I am the POA for my aunt who was diagnosed in april with COVID and hospitalized. During her hospital stay, the hospital staff nurse facilitated calls daily or almost daily. Also the hospital chaplain was helpful in visiting and giving my aunt support. So upon her discharge and return to her nursing home, the calls became inconsistent. No visits are allowed which makes the calls I feel important. I want to let my aunt know she is not alone and in our thoughts.
It feels the staff might be giving a standard answer that a phone can not reach her room because it's in the back.

I was told that she was placed in a room far from the nurses center and the network connection was poor. If she was a recent covid discharge, I thought she might be placed closer to the nurses center. On several occasions, I was able to get a cooperative worker who facilitated a call with their own cell phone and there appeared no network issues. The nurses would say she was no longer talking however I felt that my aunt was responding appropriately and listening. When I finished a sentence she would begin talking. Without her false teeth, it has been hard to understand her and her swallowing ability has decreased.

Today I described to the nurse the room I believed my aunt was in prior and it seems to be the same when I last visited. I had no problem using a cell phone in this room and spoke with my aunt regularly before covid. I have treaded carefully with this nursing home because she was a transfer from ALF where another relative placed her. The SNF director has been defensive in the past when I've had questions, almost to the point of being unprofessional. He has made assumptions about my involvement without full scope of our family history. There have been some family communication issues here and I am not in a position to force any issue at this point since I am caring for my mother.

I am not sure if this is standard for nursing homes to not facilitate calls or if in particular I am on do not allow call list.

I totally understand your dismay, as my MIL in LTC had covid in May. They were terribly understaffed, as their nurses and workers became sick themselves and then had to quarantine for 2 weeks. There were no subs.
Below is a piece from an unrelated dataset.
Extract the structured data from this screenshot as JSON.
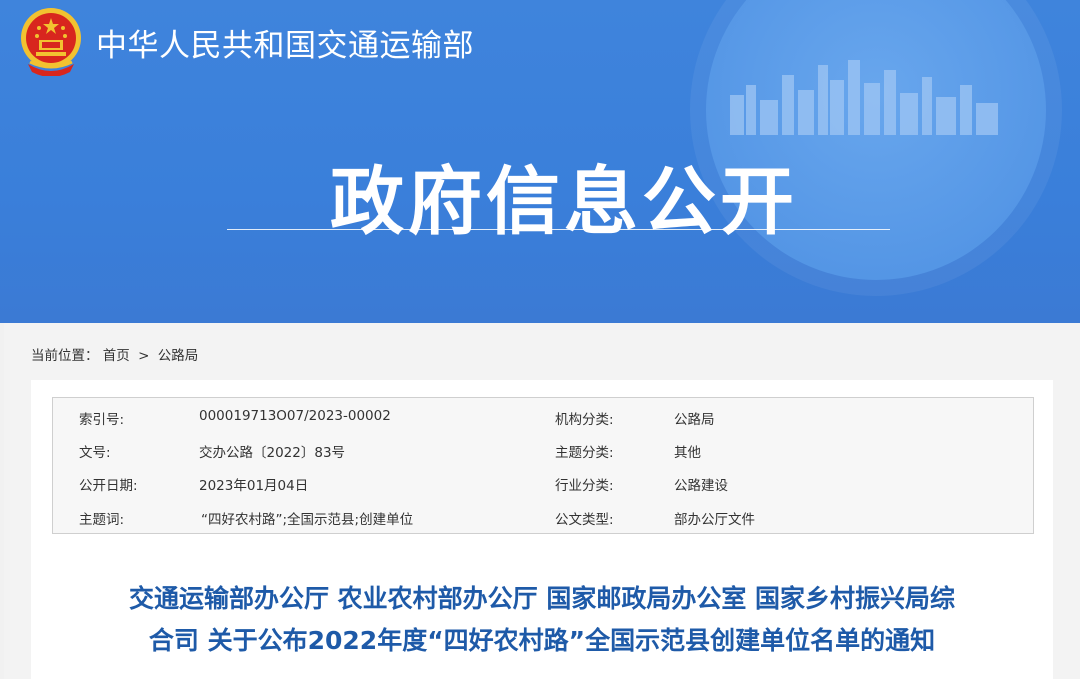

At one point they had 16 elderly covid patients in the facility to 1 nurse. Every time they entered my MIL's room to facilitate a 3-minute phone call (because she was so sick and disoriented) the nurse had to change her PPE, and they didn't have much to spare. They created a 1st floor covid wing so that families could at least have window visits. It was chaotic at first as they were shuffling residents around as the cases increased and the staffing decreased. The difference was that the management and staff acted magnificently under pressure. I think the fact that the admin at your mom's facility was defensive is a red flag. My MIL used to be in a facility where the admin was like that, and we moved her. It's not that she received poor care, but they were terrible communicators and families don't need to feel like they are adversaries to the facility. My Italian Gramma used to say, "If the head of the fish stinks, the whole fish stinks" which means that if the leadership is bad, it trickles down and affects every one and every aspect of an organization. I've run my own business for 38 years and I vouch for this adage.

My MIL was put on hospice but actually survived covid and is her old self today. At some point you may want to consider a different place for her if possible. Look for admin that has been leading for many years. My MIL's facility has had the same admin for at least 10 years. She is also in a faith-based non-profit place (Presbyterian Homes) and they have many facilities in our state, which means each individual facility probably has more support from a stronger "parent" organization. If your mom's place is a stand-alone facility, they may be struggling in more ways than one. Not sure if you can request your mom be moved to a 1st floor room where you can actually have eyes on her. When you talk to admin/staff just be really diplomatic and communicate your support and understanding. We were able to donate 300 face shields to my MIL's facility and they were ecstatic to get it. Covid has brought a sh*tstorm to every LTC/MC that no one has experience navigating. I wish you success in advocating for mom and peace in your heart as we all journey through covid towards "daylight".
Helpful Answer (1)
Reply to Geaton777

Of course you should be able to call regularly. Keep it pleasant, but ask the director for a list of times that it would be convenient for the workers to help make the calls happen. Nicely remind them the your aunt depends on this communication and you intend to keep it up
Helpful Answer (1)
Reply to Daughterof1930

I know that staff can be a little bit prickly about having to abandon other tasks in order to facilitate phone calls - what you have to remember is that it's not as simple as handing someone the phone, it's the time taken trekking up and down the halls, ensuring they are awake and willing to talk (and in the case of face time that they look presentable) and often dealing with agitation when the call is finished, and of course multiplied by the number of residents. Maybe it would help if you arranged a certain time for calls each day? And if you go that route do make every effort to be punctual, I'm hearing of families showing up late for calls (and visits) or even blowing them off completely and that's is causing even more stress among staff and the residents.
Helpful Answer (1)
Reply to cwillie
Pasa18 Aug 4, 2020
Yes I have done all of the above at both hospital and SNF. The facility must not have adequate staffing.